Darwin and the Demon – Innovating Within Established Enterprises

Geoffrey A. Moore has an important article in the July-August 2004 issue of the Harvard Business Review. Articulating and systematising what we probably already understand at some level, Mr. Moore proposes a taxonomy of innovation and reminds us how different types of innovation are relevant at different stages of the market lifecycle from disruptive innovation in the early markets through to structural innovation near the end of life of the market for a particular product or service offering. The article also provides a useful summary of the type of leader best associated with each type of innovation.

Darwin represents the market evolutionary pressures to continually innovate to create differentiation. The demon is the demon of inertia: the success of the mature market with its focus on incremental innovation of processes and marketing often creates an inertia that is difficult to overcome when the company must change to ride either another stage in the market lifecycle for its existing or begin the journey on a completely new lifecycle with new products or services.

It’s important to recognize that differentiation-creating innovation and productivity-creating deconstruction must be conducted in tandem. If you try the former without the latter, the inertia demon defeats you. If you try the latter without the former, you do nothing to overcome the forces of commoditization; you are simply able to endure them for longer. By running the two efforts in parallel, and migrating resources from legacy processes to innovation wherever possible, you not only improve your returns in the marketplace, you renew and rejuvenate the company. Neither Darwin’s forces nor the Demon’s will defeat you.

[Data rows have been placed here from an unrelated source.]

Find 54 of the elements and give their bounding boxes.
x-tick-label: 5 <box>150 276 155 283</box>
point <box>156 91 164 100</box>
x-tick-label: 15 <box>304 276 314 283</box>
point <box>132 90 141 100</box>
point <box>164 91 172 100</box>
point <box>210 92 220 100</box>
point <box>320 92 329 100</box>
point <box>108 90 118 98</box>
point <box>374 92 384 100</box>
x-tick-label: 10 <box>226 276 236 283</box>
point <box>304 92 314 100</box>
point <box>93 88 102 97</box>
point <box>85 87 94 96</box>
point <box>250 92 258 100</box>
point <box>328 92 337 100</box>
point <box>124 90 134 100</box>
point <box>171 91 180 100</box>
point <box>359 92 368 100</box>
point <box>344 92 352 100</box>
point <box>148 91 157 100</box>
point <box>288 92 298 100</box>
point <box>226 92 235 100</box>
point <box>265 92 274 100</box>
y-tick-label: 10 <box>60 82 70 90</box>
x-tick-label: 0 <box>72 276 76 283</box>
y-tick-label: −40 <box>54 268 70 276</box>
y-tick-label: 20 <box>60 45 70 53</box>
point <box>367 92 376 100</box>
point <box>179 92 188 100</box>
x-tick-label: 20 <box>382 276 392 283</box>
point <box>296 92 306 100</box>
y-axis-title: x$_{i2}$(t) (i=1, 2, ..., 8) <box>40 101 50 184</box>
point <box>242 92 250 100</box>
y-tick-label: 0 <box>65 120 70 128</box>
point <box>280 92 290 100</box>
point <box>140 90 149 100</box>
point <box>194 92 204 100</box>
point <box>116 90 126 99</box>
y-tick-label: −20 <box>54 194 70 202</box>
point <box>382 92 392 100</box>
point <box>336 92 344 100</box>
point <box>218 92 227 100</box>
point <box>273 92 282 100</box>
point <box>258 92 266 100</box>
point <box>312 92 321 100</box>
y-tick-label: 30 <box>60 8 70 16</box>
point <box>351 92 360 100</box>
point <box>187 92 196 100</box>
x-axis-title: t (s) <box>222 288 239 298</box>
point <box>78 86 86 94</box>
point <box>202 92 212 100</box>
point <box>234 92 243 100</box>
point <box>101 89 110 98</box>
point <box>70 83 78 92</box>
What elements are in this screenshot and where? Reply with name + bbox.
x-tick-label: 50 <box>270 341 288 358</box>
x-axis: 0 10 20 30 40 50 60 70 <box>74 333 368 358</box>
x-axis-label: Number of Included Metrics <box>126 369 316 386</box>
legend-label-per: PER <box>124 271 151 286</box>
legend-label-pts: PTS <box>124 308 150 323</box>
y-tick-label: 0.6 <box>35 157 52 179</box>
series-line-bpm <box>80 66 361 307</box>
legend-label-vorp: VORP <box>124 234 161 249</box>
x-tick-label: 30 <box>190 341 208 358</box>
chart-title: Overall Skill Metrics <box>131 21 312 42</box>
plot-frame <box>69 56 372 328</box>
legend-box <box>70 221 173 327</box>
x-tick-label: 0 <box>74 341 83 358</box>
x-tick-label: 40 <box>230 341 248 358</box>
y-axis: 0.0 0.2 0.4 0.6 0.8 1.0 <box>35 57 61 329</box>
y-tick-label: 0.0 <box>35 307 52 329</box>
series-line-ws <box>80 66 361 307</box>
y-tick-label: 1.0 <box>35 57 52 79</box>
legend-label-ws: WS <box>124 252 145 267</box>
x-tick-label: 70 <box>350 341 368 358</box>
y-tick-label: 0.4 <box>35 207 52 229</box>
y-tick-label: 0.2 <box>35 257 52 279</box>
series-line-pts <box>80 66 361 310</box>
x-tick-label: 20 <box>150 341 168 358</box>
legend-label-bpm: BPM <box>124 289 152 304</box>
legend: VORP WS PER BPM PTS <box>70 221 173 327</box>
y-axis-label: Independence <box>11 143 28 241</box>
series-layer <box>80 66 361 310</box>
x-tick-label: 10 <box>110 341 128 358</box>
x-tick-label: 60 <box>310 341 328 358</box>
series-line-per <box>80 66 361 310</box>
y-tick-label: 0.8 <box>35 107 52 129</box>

The taxonomy of innovation includes:

Disruptive Innovation
creating new markets
Application Innovation
re-purposing existing technologies in new markets
Product Innovation
developing existing products in existing markets to the next level of functionality
Process Innovation
improving the processes for delivery of established products in established markets
Experiential Innovation
creating new customer experiences from trivial modifications to existing products
Marketing Innovation
improving the customer facing processes
Business Model Innovation
reframing the product’s value proposition or the company’s position in the value chain
Structural Innovation
restructuring industry relations

A very useful summary article: be sure to read it.